Gosh, there's a lot of stuff I could write about today. I have so many thoughts just buzzing about in my brain, but really no motivation to write them down. I've been meaning to write a sort of "spiritual epilogue" to my miscarriage story, but I just can't find the words. Lately I've been spiritually sluggish. I am beyond stressed after learning that I didn't get the job I interviewed for a couple weeks ago. I guess you could say I've hit a spiritual dry spell. I'm just finding it hard to believe that everything will be alright. I've just been feeling blah.
On a lighter note, I dug around my massive memory chest today. I think I have every birthday/Christmas/Valentine/congratulations card that has ever been given to me in there. There are love letters, notes that were passed between my best friend and I from high school, and trinkets that I don't remember where they came from tucked safely away. My pom-poms from my cheer leading days are stuffed in there in addition to a hot pink inflatable guitar I won in a dance contest at my junior prom (deflated of course!)

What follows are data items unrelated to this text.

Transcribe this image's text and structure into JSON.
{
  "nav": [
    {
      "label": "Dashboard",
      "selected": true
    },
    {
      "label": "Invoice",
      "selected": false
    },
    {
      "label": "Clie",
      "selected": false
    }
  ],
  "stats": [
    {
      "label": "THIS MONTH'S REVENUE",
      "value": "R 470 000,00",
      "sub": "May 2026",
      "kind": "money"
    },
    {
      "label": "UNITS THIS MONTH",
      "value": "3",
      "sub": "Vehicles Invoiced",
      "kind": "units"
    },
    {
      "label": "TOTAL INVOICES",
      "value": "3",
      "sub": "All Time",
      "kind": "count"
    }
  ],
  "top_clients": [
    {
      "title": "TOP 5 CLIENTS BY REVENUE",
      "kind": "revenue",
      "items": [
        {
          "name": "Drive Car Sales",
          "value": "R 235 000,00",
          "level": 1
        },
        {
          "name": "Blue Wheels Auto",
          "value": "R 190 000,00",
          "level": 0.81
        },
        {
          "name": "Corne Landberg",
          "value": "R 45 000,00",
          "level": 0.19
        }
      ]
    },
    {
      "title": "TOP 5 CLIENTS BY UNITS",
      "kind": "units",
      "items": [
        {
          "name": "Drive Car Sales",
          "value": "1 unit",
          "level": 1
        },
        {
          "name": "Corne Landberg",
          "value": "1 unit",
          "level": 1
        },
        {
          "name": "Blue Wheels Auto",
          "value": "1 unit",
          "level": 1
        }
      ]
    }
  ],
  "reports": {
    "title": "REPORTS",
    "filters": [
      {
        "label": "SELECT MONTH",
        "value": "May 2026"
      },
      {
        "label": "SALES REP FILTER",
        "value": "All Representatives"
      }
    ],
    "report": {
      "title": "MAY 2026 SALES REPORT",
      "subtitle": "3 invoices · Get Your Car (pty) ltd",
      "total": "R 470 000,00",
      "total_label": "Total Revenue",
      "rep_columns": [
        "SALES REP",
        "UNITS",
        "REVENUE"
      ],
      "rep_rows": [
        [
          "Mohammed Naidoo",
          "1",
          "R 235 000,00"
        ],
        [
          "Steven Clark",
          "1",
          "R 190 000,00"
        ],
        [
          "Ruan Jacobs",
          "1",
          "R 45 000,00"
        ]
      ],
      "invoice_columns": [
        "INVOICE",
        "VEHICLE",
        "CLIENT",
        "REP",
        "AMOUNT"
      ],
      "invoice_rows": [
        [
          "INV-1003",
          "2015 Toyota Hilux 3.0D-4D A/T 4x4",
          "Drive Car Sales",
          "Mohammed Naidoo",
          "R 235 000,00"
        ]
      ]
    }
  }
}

I finally found what I was looking for- my beloved Purple Folder. In this folder there are many stories I wrote when I was little. There's a story of a witch-woman who becomes a good person and fell in love with a prince only for her evil witch grandmother to cause problems. I wrote a ghost story involving a boy who was lost at sea in the 1700's who haunted an old light house. I typed out a story of a snotty rich girl (the typing on the typewriter made me feel very grown up.) There's a romance story of a teenage girl who falls in love with the new neighbor boy. I mentioned before that I even wrote a comic book series called Magnificent Magg-o (sadly she was retired after #3- The Fight Against the Arch-villian Papercut.)
Many of these stories were never finished (I have unfortunately inherited the McAdams' Procrastination Gene.) I often wonder what my eight-year-old brain envisioned as an ending for the witch story or the ghostly tale. A lot of the stories make me laugh. Not only were there atrocious grammar and spelling errors, but the way I wrote I thought I knew it all (especially regarding teenage love- HA!)
I still am interested in pursuing writing on a bigger level. I worked up the nerve to email one of my favorite bloggers who happens to be an amazing Catholic woman, devoted mother and talented freelance writer for advice. I've been looking into taking some writing classes to help me become a better writer. I know my goal of writing will take an extreme amount of patience.
But all that has happened in the last few months has taught me that patience is indeed a virtue. I know things will get better.
2 comments:
Hi Maggie,
Just swinging by from Faith & Family. I wanted to say I enjoy what I've read so far! I also always wanted to be a writer growing up and in the last year or so this desire has been reignited. Blogging especially will do that to you, huh? Anyway, I'm rambling. I wanted to mention that I saw there's going to be an online Catholic writers conference. I know next to nothing about it, but was intrigued by the sound of it, and I'm guessing you will be, too. The website is www.catholicwritersconference.com . Best wishes in your writing, and your job hunting!
Thank you! I just love Faith and Family- it's been very spiritually enriching for me! And yes, blogging has fueled the fire to write more! Thanks for the tip on the online conference! I really enjoy your blog!